Roberts v Ramsbottom: An unforeseeable disability will generally serve to decrease the duty owed, but as long as the driver remains conscious, they will still owe some duty

Mansfield v Weetabix: An unforeseeable disability will generally serve to decrease the duty owed (eg. A unrecognised glucose deficiency will briefly reduce the duty owed by a driver to that of a competent driver who is unknowingly incapacitated)

Neindorf v Junkovic: If the risk is sufficiently minor and the cost of removing all minor risks is high enough, it is reasonable not to take action to mitigate it. Leaving a 1cm overlap in the driveway as is was not a breach of duty.

McHale v Watson: The duty owed by a child is that of an average child of the same age. Throwing a dart at a wooden post was held to be considered reasonable behaviour for a 12 year old boy, so he was not liable when it glanced off and blinded a girl.

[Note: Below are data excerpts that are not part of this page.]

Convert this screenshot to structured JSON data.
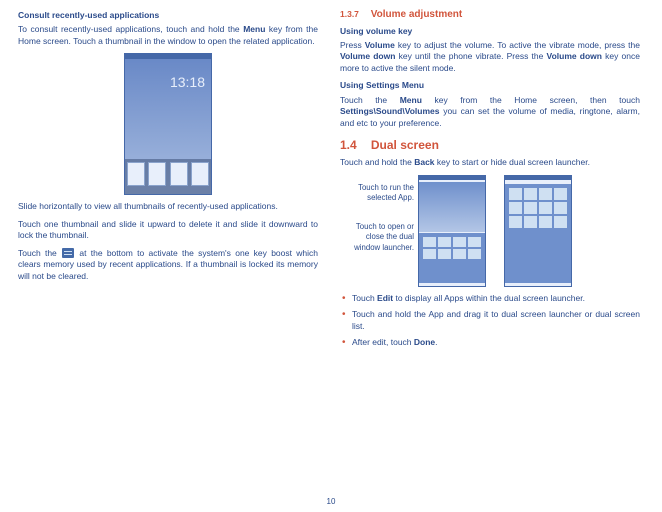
{
  "page_number": "10",
  "left": {
    "heading": "Consult recently-used applications",
    "p1a": "To consult recently-used applications, touch and hold the ",
    "p1b": "Menu",
    "p1c": " key from the Home screen. Touch a thumbnail in the window to open the related application.",
    "clock": "13:18",
    "p2": "Slide horizontally to view all thumbnails of recently-used applications.",
    "p3": "Touch one thumbnail and slide it upward to delete it and slide it downward to lock the thumbnail.",
    "p4a": "Touch the ",
    "p4b": " at the bottom to activate the system's one key boost which clears memory used by recent applications. If a thumbnail is locked its memory will not be cleared."
  },
  "right": {
    "sec1_num": "1.3.7",
    "sec1_title": "Volume adjustment",
    "sub1": "Using volume key",
    "p1a": "Press ",
    "p1b": "Volume",
    "p1c": " key to adjust the volume. To active the vibrate mode, press the ",
    "p1d": "Volume down",
    "p1e": " key until the phone vibrate. Press the ",
    "p1f": "Volume down",
    "p1g": " key once more to active the silent mode.",
    "sub2": "Using Settings Menu",
    "p2a": "Touch the ",
    "p2b": "Menu",
    "p2c": " key from the Home screen, then touch ",
    "p2d": "Settings\\Sound\\Volumes",
    "p2e": " you can set the volume of media, ringtone, alarm, and etc to your preference.",
    "sec2_num": "1.4",
    "sec2_title": "Dual screen",
    "p3a": "Touch and hold the ",
    "p3b": "Back",
    "p3c": " key to start or hide dual screen launcher.",
    "callout1": "Touch to run the selected App.",
    "callout2": "Touch to open or close the dual window launcher.",
    "b1a": "Touch ",
    "b1b": "Edit",
    "b1c": " to display all Apps within the dual screen launcher.",
    "b2": "Touch and hold the App and drag it to dual screen launcher or dual screen list.",
    "b3a": "After edit, touch ",
    "b3b": "Done",
    "b3c": "."
  }
}
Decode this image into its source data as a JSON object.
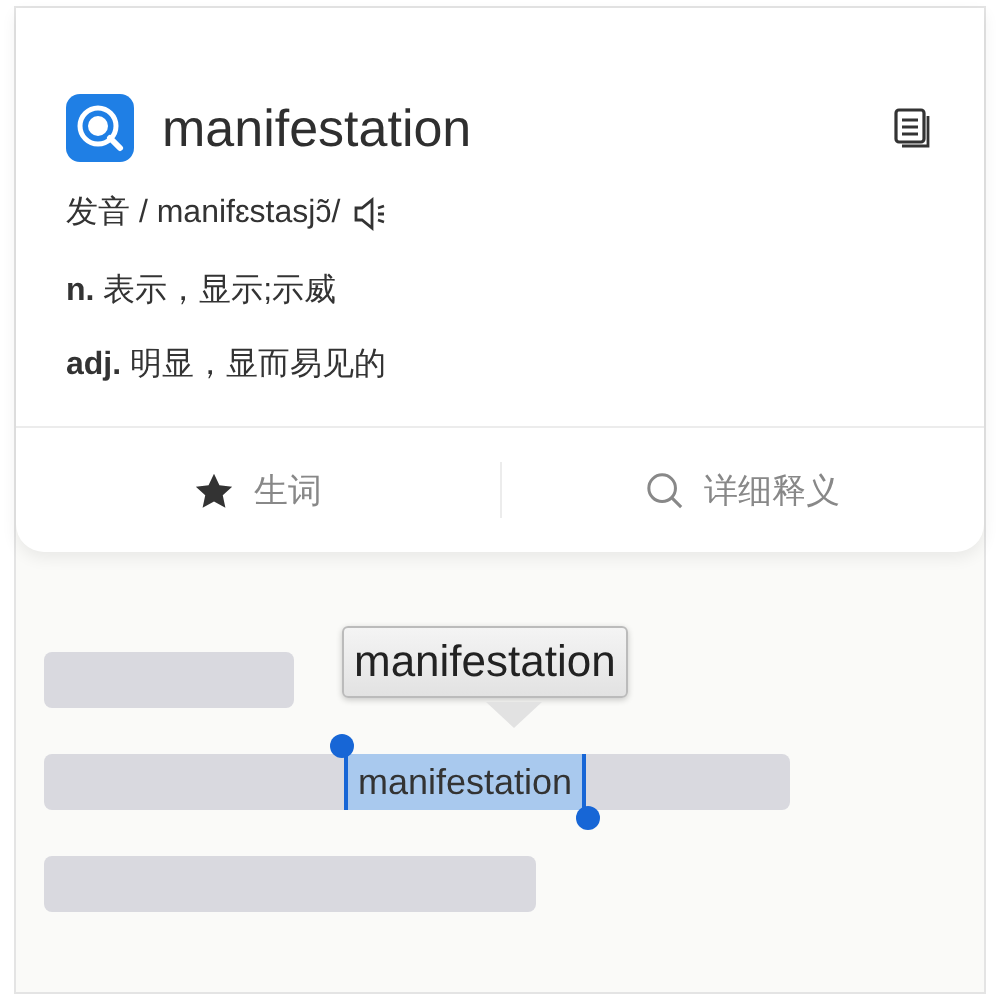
{
  "entry": {
    "word": "manifestation",
    "pronunciation": "发音 / manifɛstasjɔ̃/",
    "definitions": [
      "**n.** 表示，显示;示威",
      "**adj.** 明显，显而易见的"
    ]
  },
  "actions": [
    {
      "kind": "star",
      "label": "生词"
    },
    {
      "kind": "search",
      "label": "详细释义"
    }
  ],
  "selection": {
    "text": "manifestation",
    "tooltip": "manifestation"
  }
}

Rogers v Whittaker: A professional asked about complications owes a duty to inform of all potential risks. Surgeon didn’t identify potential blindness, was held to have breached their duty.

Bolton v Stone: A sufficiently unlikely event with a high cost of prevention is not a breach of duty if reasonable steps have been taken to mitigate, but not completely obviate it, and the action has a high social utility. A very rarely hit six went out of the grounds and hit a pedestrian, not liable.

Paris v Stepney Borough Council: The duty owed to an already disabled person is generally greater, as they are at greater risk. A greater duty is owed to a man blind in one eye to protect the other than to a regular worker.

Latimer v AEC: If the cost of mitigating a risk is sufficiently high, one may not breach their duty by permitting the risk to remain. Completely shutting down the factory to mitigate the floor being oily & wet after a flood was held to be less reasonable than working despite of it after sawdust had soaked most of the water up.

Watt v Hertfordshire CC: If the social utility of an act is high enough, it is much less likely to breach a duty normally owed. The fire brigade bringing the wrong vehicle to the scene of a nearby accident was held not to be a breach of duty because they were trying to rescue someone.

Norman v Spiers: Social utility makes it harder to breach a duty, but by no means impossible – speeding down the side of the road simply to refuel and get back to helping with the bushfire was not held to raise the bar high enough.

Relevant Legislation

CLA s9: (1) A breach of duty requires that the risk be foreseeable and not insignificant (2) The probability and seriousness of the risk must be weighed against the cost of precautions and social utility of the activity that creates it.

CLA s10: The risk must be the risk AT THE TIME OF THE INCIDENT – any changes or precautions made afterwards are irrelevant.

CLA s21: Doctors have a duty to give sufficient information about risks that a reasonable person would need to decide whether or not take the risk, AND any additional information the patient requests

CLA s22: If a significant number of professionals in the same field would have done something a particular way, there is no breach for doing it that way.